I spun this longdraw from the fold for a two-ply and a four-ply sample.  It drafted easily and was very quick to spin and ply.  Almost boring. Nevertheless, it's nice to work with and I would spin it again.

Jacob samples



Wool Breeds Challenge - Wensleydale and CVM/Romeldale

Wensleydale is one of the Longwool Breeds with a micron count of 33-35 and an average staple length of eight to twelve inches ("Knitter's Book of Wool")

This particular sample is combed top with a fairly soft (considering the micron ct) and slightly silky texture.  It is also a bit shiny.  The only other really long Longwool I've tried was Lincoln which I didn't like at all.  This Wensleydale is nice though, and I'd consider spinning this again if I needed a Longwool either alone or blended with other wools.

Since it's top and really long, I spun this fiber worsted for a three-ply yarn.  I had an uneven amount of singles for my three-ply which left me with two strands of singles sufficient to make another sample.  I doubled them for a four-ply.  However, I couldn't see much difference in the three and four-ply samples, so I took the four-ply and re-plyed doubled, making an eight-ply cabled yarn with very nice ply definition.
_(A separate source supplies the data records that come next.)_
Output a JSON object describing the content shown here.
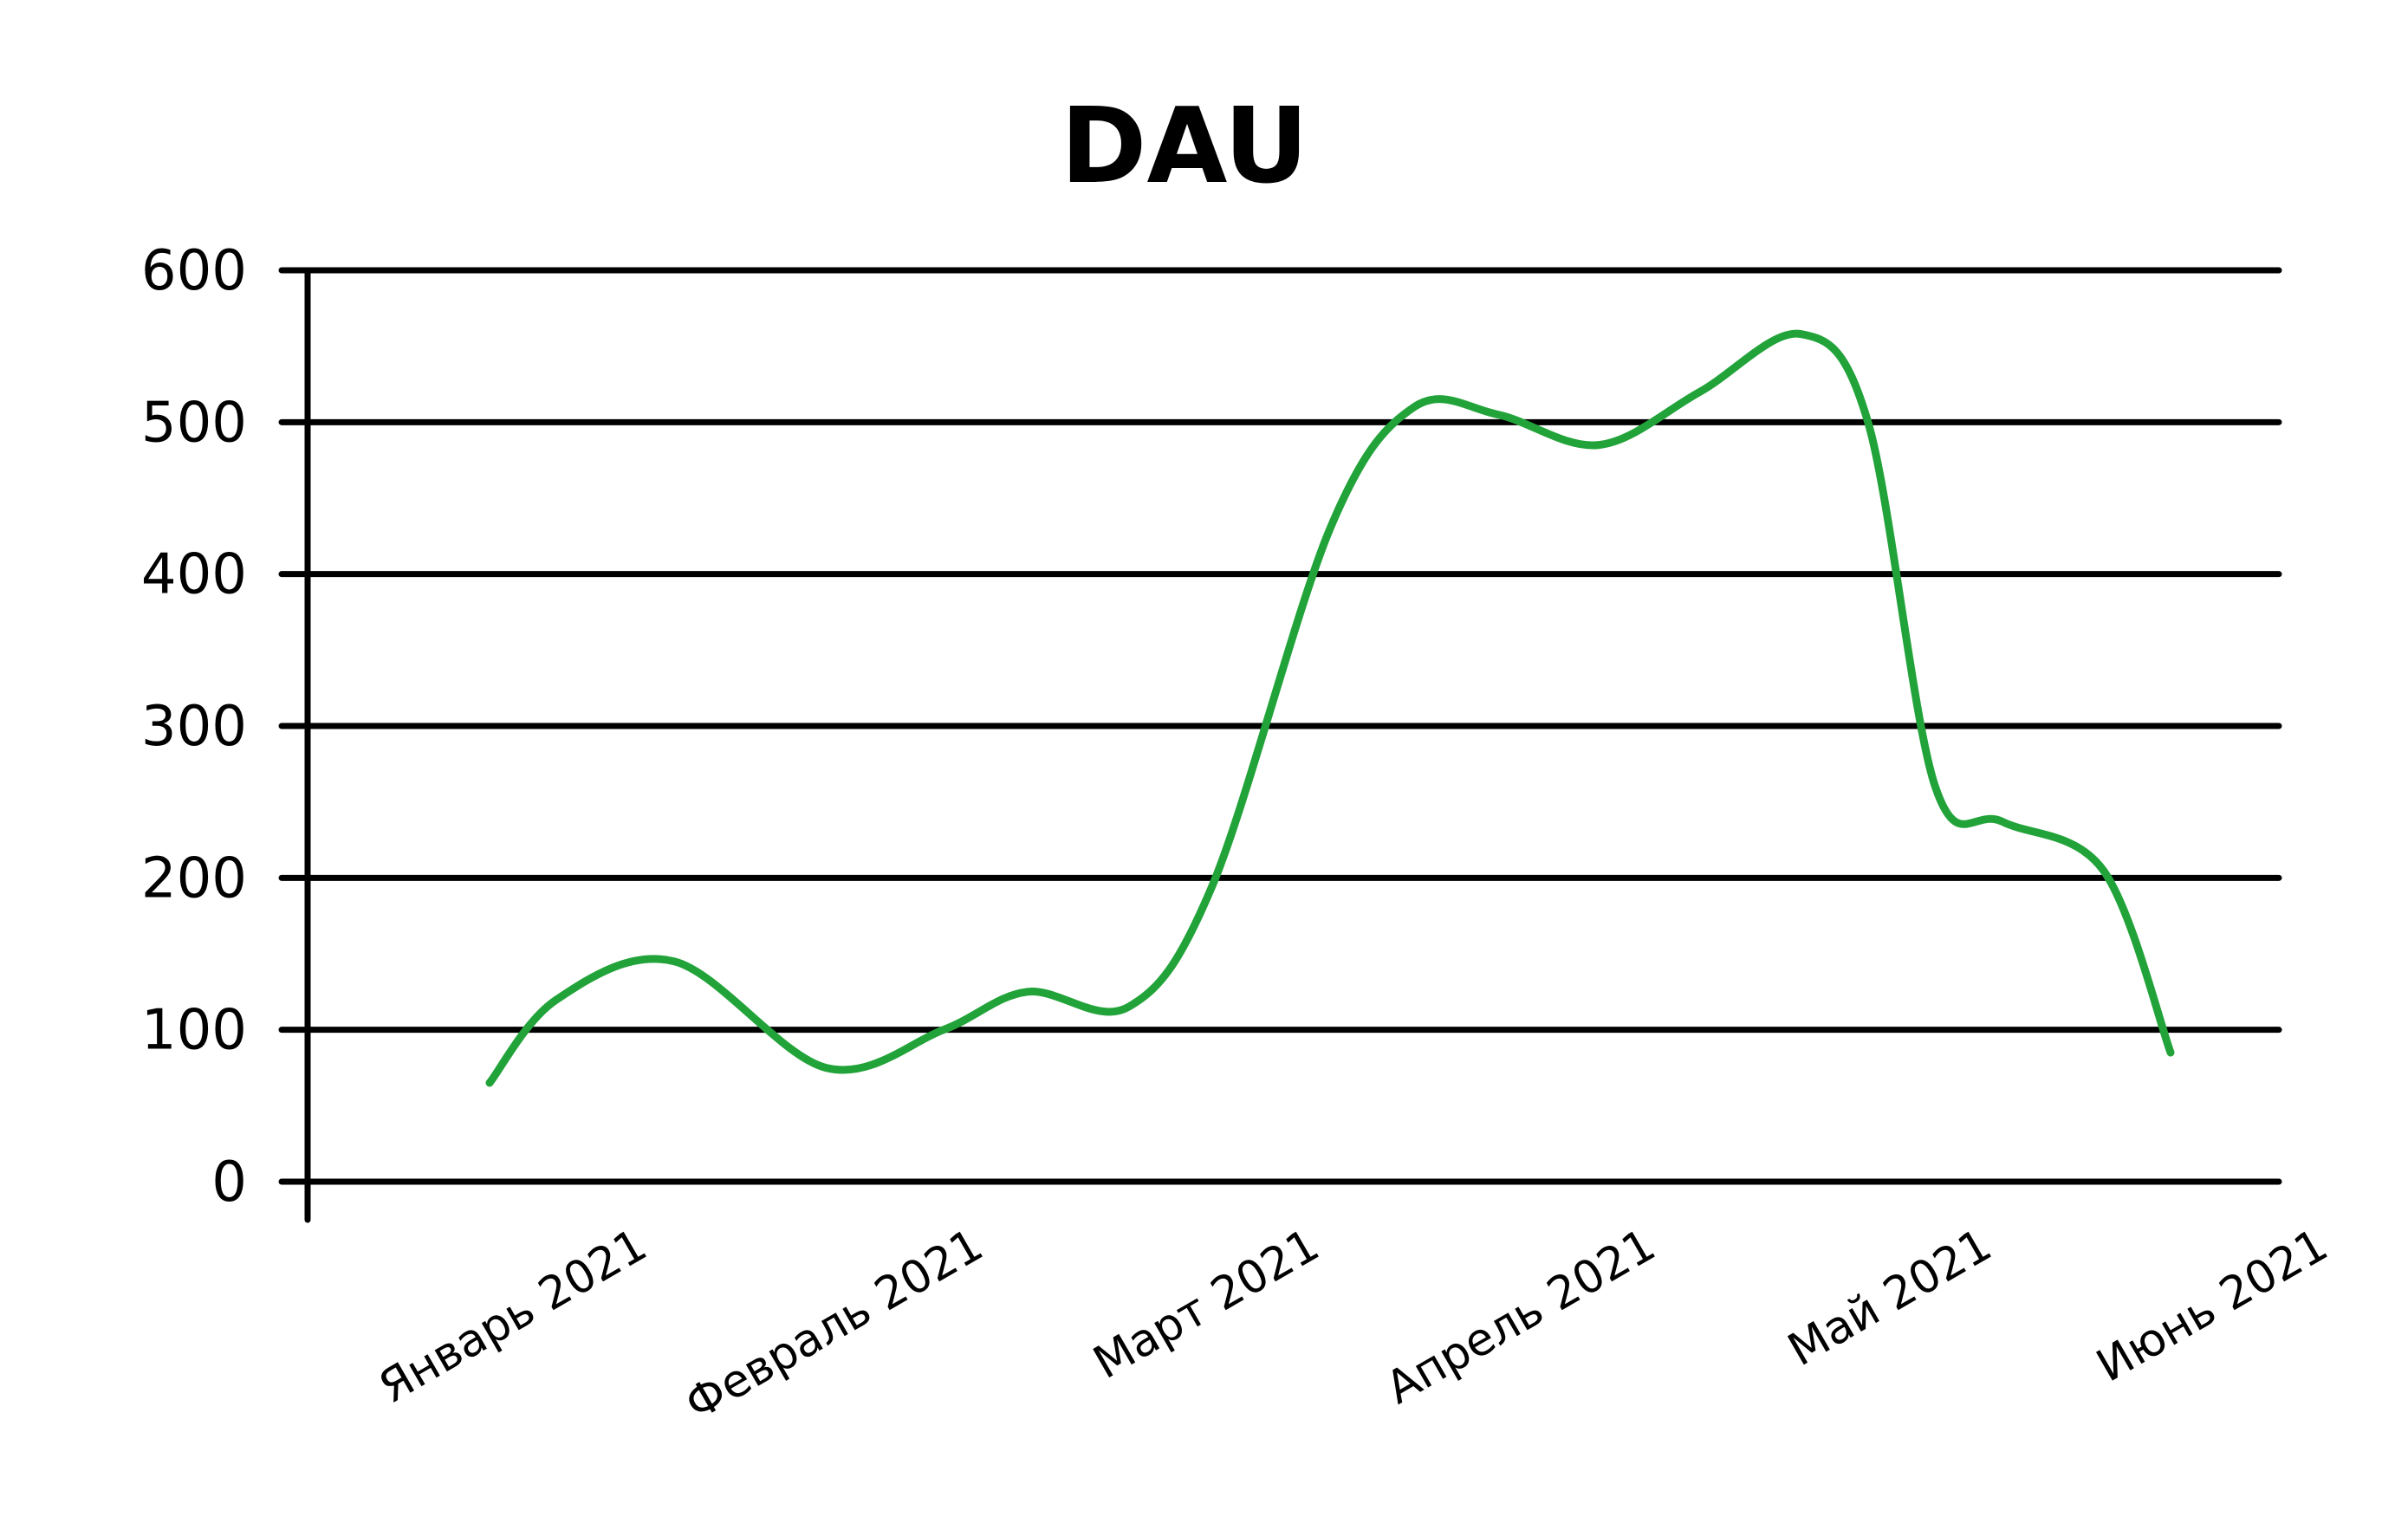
{
  "chart_data": {
    "type": "line",
    "title": "DAU",
    "xlabel": "",
    "ylabel": "",
    "ylim": [
      0,
      600
    ],
    "yticks": [
      0,
      100,
      200,
      300,
      400,
      500,
      600
    ],
    "ytick_labels": [
      "0",
      "100",
      "200",
      "300",
      "400",
      "500",
      "600"
    ],
    "categories": [
      "Январь 2021",
      "Февраль 2021",
      "Март 2021",
      "Апрель 2021",
      "Май 2021",
      "Июнь 2021"
    ],
    "grid": true,
    "legend": "none",
    "series": [
      {
        "color": "#22a33a",
        "x": [
          0,
          0.2,
          0.55,
          1.0,
          1.35,
          1.6,
          1.9,
          2.15,
          2.5,
          2.75,
          3.0,
          3.3,
          3.6,
          3.9,
          4.1,
          4.3,
          4.5,
          4.8,
          5.0
        ],
        "values": [
          65,
          120,
          145,
          75,
          100,
          125,
          115,
          195,
          430,
          510,
          505,
          485,
          520,
          558,
          500,
          260,
          237,
          205,
          85
        ]
      }
    ]
  }
}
My first cabled yarn and very interesting look. I'd like to spin up another sample of cabled yarn so I could see what a knit swatch looks like.


Wensleydale closeup

CVM/Romeldale is one of the Finewools and is a rare breed.  CVM (California Variegated Mutant) was developed in the US from a multiple-colored mutation in the Romeldale breed.  It is soft with a micron count of 22-25 and an average staple length of three to six inches (from "Knitter's Book of Wool"). 
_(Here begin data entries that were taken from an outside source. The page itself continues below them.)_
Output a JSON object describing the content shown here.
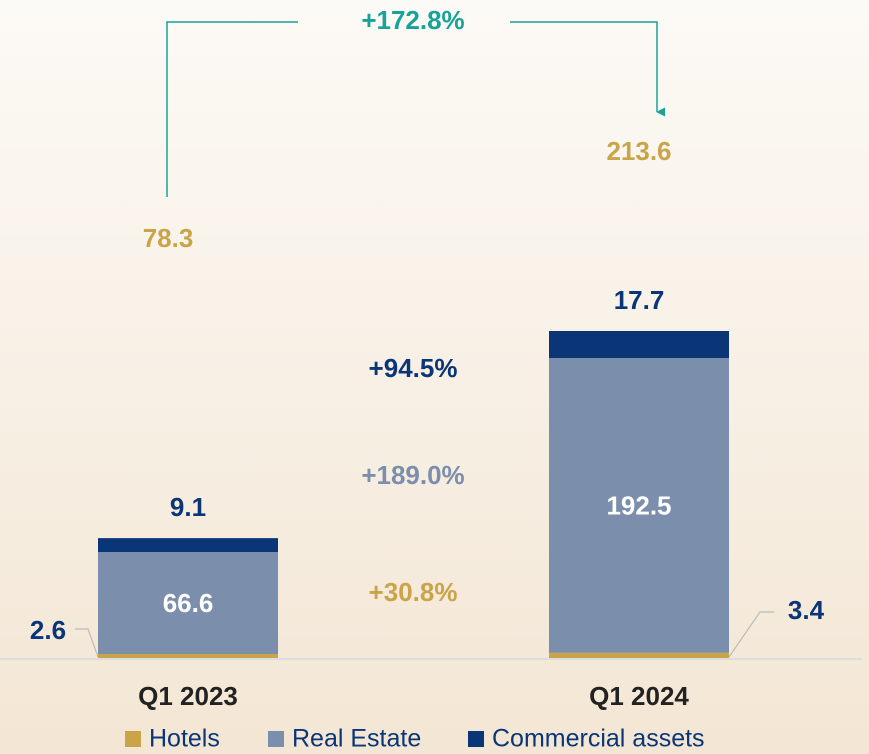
{
  "chart_data": {
    "type": "stacked_bar",
    "categories": [
      "Q1 2023",
      "Q1 2024"
    ],
    "series": [
      {
        "name": "Hotels",
        "color": "#c9a449",
        "values": [
          2.6,
          3.4
        ]
      },
      {
        "name": "Real Estate",
        "color": "#7b8fad",
        "values": [
          66.6,
          192.5
        ]
      },
      {
        "name": "Commercial assets",
        "color": "#0a3577",
        "values": [
          9.1,
          17.7
        ]
      }
    ],
    "totals": [
      78.3,
      213.6
    ],
    "totals_color": "#c9a449",
    "annotations": [
      {
        "text": "+172.8%",
        "color": "#17a398"
      },
      {
        "text": "+94.5%",
        "color": "#0a3577"
      },
      {
        "text": "+189.0%",
        "color": "#7b8fad"
      },
      {
        "text": "+30.8%",
        "color": "#c9a449"
      }
    ]
  }
}
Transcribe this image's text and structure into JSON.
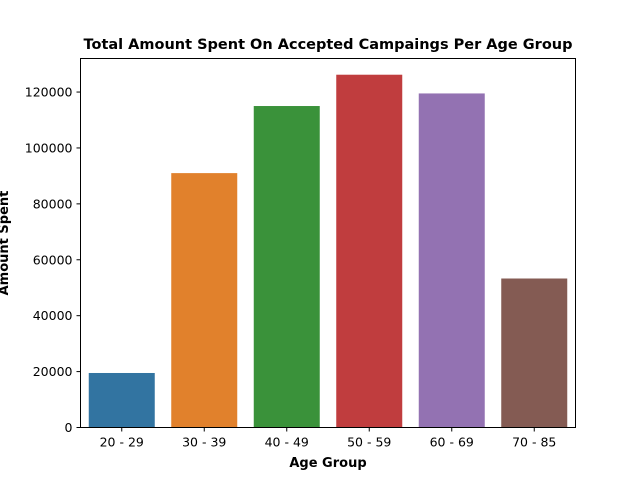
{
  "chart_data": {
    "type": "bar",
    "title": "Total Amount Spent On Accepted Campaings Per Age Group",
    "xlabel": "Age Group",
    "ylabel": "Amount Spent",
    "categories": [
      "20 - 29",
      "30 - 39",
      "40 - 49",
      "50 - 59",
      "60 - 69",
      "70 - 85"
    ],
    "values": [
      19500,
      91000,
      115000,
      126200,
      119500,
      53300
    ],
    "colors": [
      "#3274a1",
      "#e1812c",
      "#3a923a",
      "#c03d3e",
      "#9372b2",
      "#845b53"
    ],
    "ylim": [
      0,
      132000
    ],
    "yticks": [
      0,
      20000,
      40000,
      60000,
      80000,
      100000,
      120000
    ],
    "grid": false,
    "legend": "none"
  }
}
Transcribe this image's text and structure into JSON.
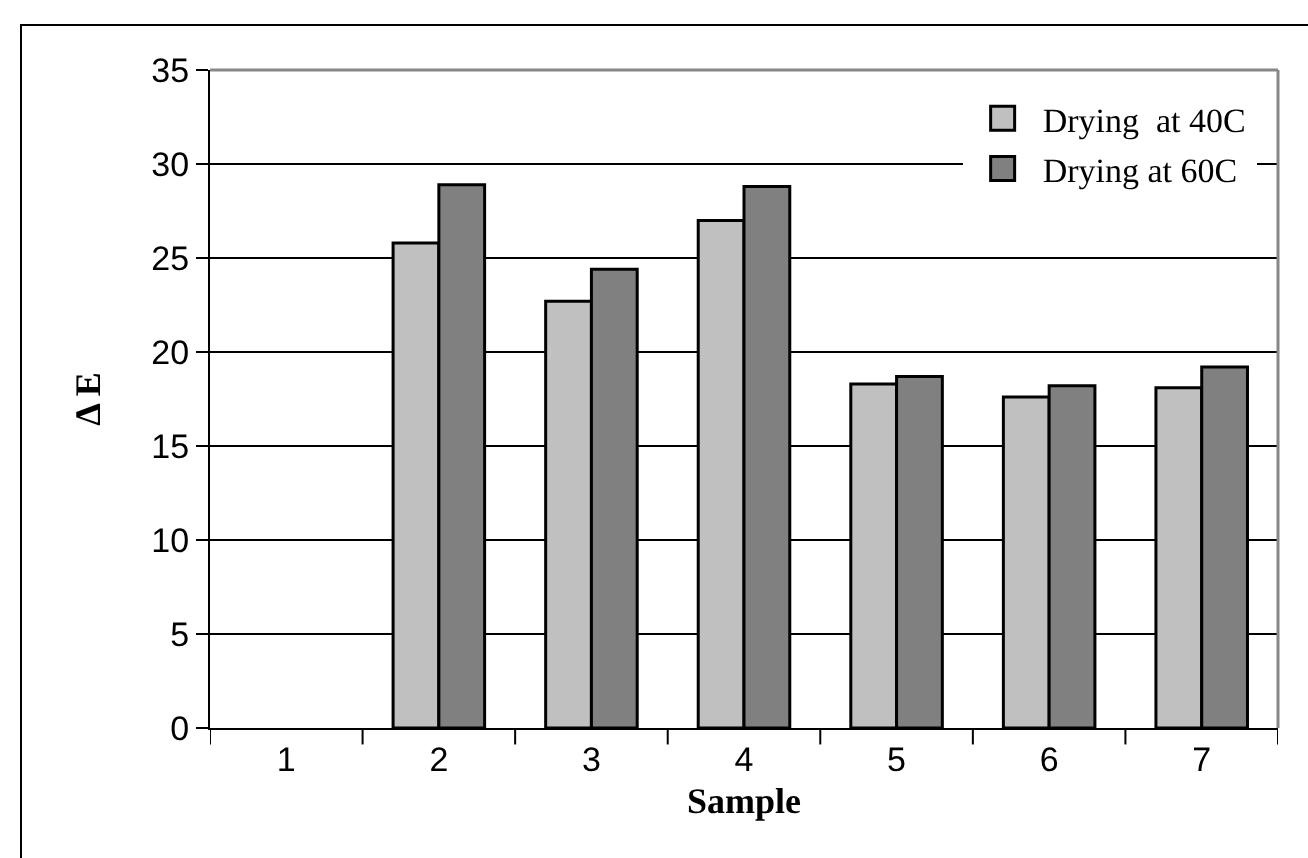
{
  "chart_data": {
    "type": "bar",
    "xlabel": "Sample",
    "ylabel": "Δ E",
    "categories": [
      "1",
      "2",
      "3",
      "4",
      "5",
      "6",
      "7"
    ],
    "series": [
      {
        "name": "Drying  at 40C",
        "color": "#c0c0c0",
        "values": [
          null,
          25.8,
          22.7,
          27.0,
          18.3,
          17.6,
          18.1
        ]
      },
      {
        "name": "Drying at 60C",
        "color": "#808080",
        "values": [
          null,
          28.9,
          24.4,
          28.8,
          18.7,
          18.2,
          19.2
        ]
      }
    ],
    "ylim": [
      0,
      35
    ],
    "yticks": [
      0,
      5,
      10,
      15,
      20,
      25,
      30,
      35
    ],
    "grid": "y",
    "legend": "top right"
  }
}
My sample comes from a portion of a pre-washed fleece in colors of grey, tan, dark and red-brown and a miniscule amount of white.  It's staple length is from 1.5 to 3.5 inches.  It had an acceptable amount of vegetable matter and dust.  Some sections were matted (but not felted). The locks were highly crimped, and the lighter colors seemed softer than the darker, however, all of it is next to the skin soft. 

CVMxRomeldale fleece

I separated the colors and hand carded into rolags which I spun long draw (very easy spinning).  The two-ply sample I made was spun and plied by counting the color sequence of rolags in an effort to keep the colors from blending or barber poling.  However, that's too fussy for me to continue for the rest of the rolags, so the remainder will be chain plied.    Unfortunately, I was unable to get a picture of the sample that shows the colors properly.  Everything looks dark brown or light gray and it's not.  There are three shades of gray and a very light tan, as well as the dark brown.
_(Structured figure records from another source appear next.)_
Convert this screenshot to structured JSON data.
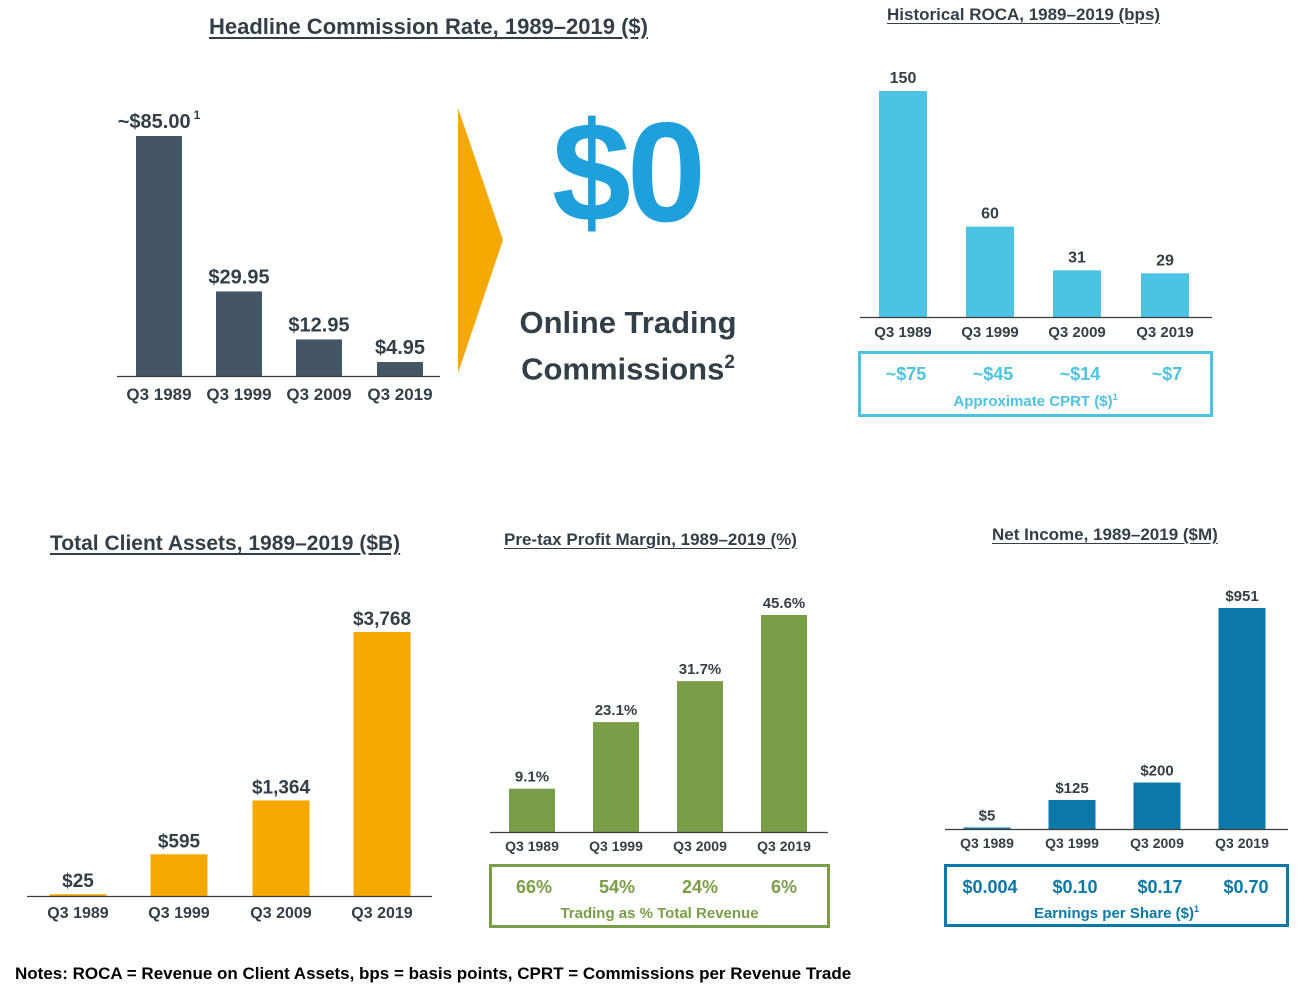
{
  "chart_data": [
    {
      "id": "commission",
      "type": "bar",
      "title": "Headline Commission Rate, 1989–2019 ($)",
      "categories": [
        "Q3 1989",
        "Q3 1999",
        "Q3 2009",
        "Q3 2019"
      ],
      "values": [
        85.0,
        29.95,
        12.95,
        4.95
      ],
      "value_labels": [
        "~$85.00",
        "$29.95",
        "$12.95",
        "$4.95"
      ],
      "first_label_footnote": "1",
      "color": "#445565"
    },
    {
      "id": "roca",
      "type": "bar",
      "title": "Historical ROCA, 1989–2019 (bps)",
      "categories": [
        "Q3 1989",
        "Q3 1999",
        "Q3 2009",
        "Q3 2019"
      ],
      "values": [
        150,
        60,
        31,
        29
      ],
      "value_labels": [
        "150",
        "60",
        "31",
        "29"
      ],
      "color": "#4dc3e3",
      "box": {
        "values": [
          "~$75",
          "~$45",
          "~$14",
          "~$7"
        ],
        "caption": "Approximate CPRT ($)",
        "caption_footnote": "1",
        "color": "#4dc3e3"
      }
    },
    {
      "id": "client_assets",
      "type": "bar",
      "title": "Total Client Assets, 1989–2019 ($B)",
      "categories": [
        "Q3 1989",
        "Q3 1999",
        "Q3 2009",
        "Q3 2019"
      ],
      "values": [
        25,
        595,
        1364,
        3768
      ],
      "value_labels": [
        "$25",
        "$595",
        "$1,364",
        "$3,768"
      ],
      "color": "#f5a800"
    },
    {
      "id": "margin",
      "type": "bar",
      "title": "Pre-tax Profit Margin, 1989–2019 (%)",
      "categories": [
        "Q3 1989",
        "Q3 1999",
        "Q3 2009",
        "Q3 2019"
      ],
      "values": [
        9.1,
        23.1,
        31.7,
        45.6
      ],
      "value_labels": [
        "9.1%",
        "23.1%",
        "31.7%",
        "45.6%"
      ],
      "color": "#7a9e48",
      "box": {
        "values": [
          "66%",
          "54%",
          "24%",
          "6%"
        ],
        "caption": "Trading as % Total Revenue",
        "color": "#7a9e48"
      }
    },
    {
      "id": "net_income",
      "type": "bar",
      "title": "Net Income, 1989–2019 ($M)",
      "categories": [
        "Q3 1989",
        "Q3 1999",
        "Q3 2009",
        "Q3 2019"
      ],
      "values": [
        5,
        125,
        200,
        951
      ],
      "value_labels": [
        "$5",
        "$125",
        "$200",
        "$951"
      ],
      "color": "#0a78a8",
      "box": {
        "values": [
          "$0.004",
          "$0.10",
          "$0.17",
          "$0.70"
        ],
        "caption": "Earnings per Share ($)",
        "caption_footnote": "1",
        "color": "#0a78a8"
      }
    }
  ],
  "center": {
    "big_value": "$0",
    "label_line1": "Online Trading",
    "label_line2": "Commissions",
    "label_footnote": "2",
    "arrow_color": "#f5a800",
    "big_value_color": "#1fa0dc"
  },
  "notes": "Notes: ROCA = Revenue on Client Assets, bps = basis points, CPRT = Commissions per Revenue Trade"
}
I liked working with CVM, both carding and spinning, and would happily do so again. 

CVM/Romeldale sample

CVMxRomeldale rolags

March 4, 2011

Wool Breeds Challenge - Gulf Coast

I did not find Gulf Coast listed in either of my reference books.  however, according to the Gulf Coast Sheep Breeders Association (, they are one of the oldest breeds in America, descended from sheep brought to the Gulf Coast area early on in American history by the Spaniards. They were allowed to range free and adapted to the hot, humid conditions of the Gulf Coast area. They are also presumed to have interbred with other sheep breeds in the area, particularly French breeds. Gulf Coast wool has an average micron count of 26-32 and an average staple length of 2.5 to 4 inches.

My sample fiber is squishy-spongey, very much like the Down Breeds I previously sampled but perhaps a little denser.   Because of this, I decided to experiment a little.  This sample's fiber prep seems to be top, but it begged to be spun woolen.  So I carded it on my hand cards into rolags and spun longdraw from the rolags.  OMG, I never had such an easy time or so much fun spinning longdraw before.   I really, really liked spinning this wool this way.  I wish I had more than just this little sample.

The sample skein is a four-ply yarn. The other little skein and the bobbin are singles.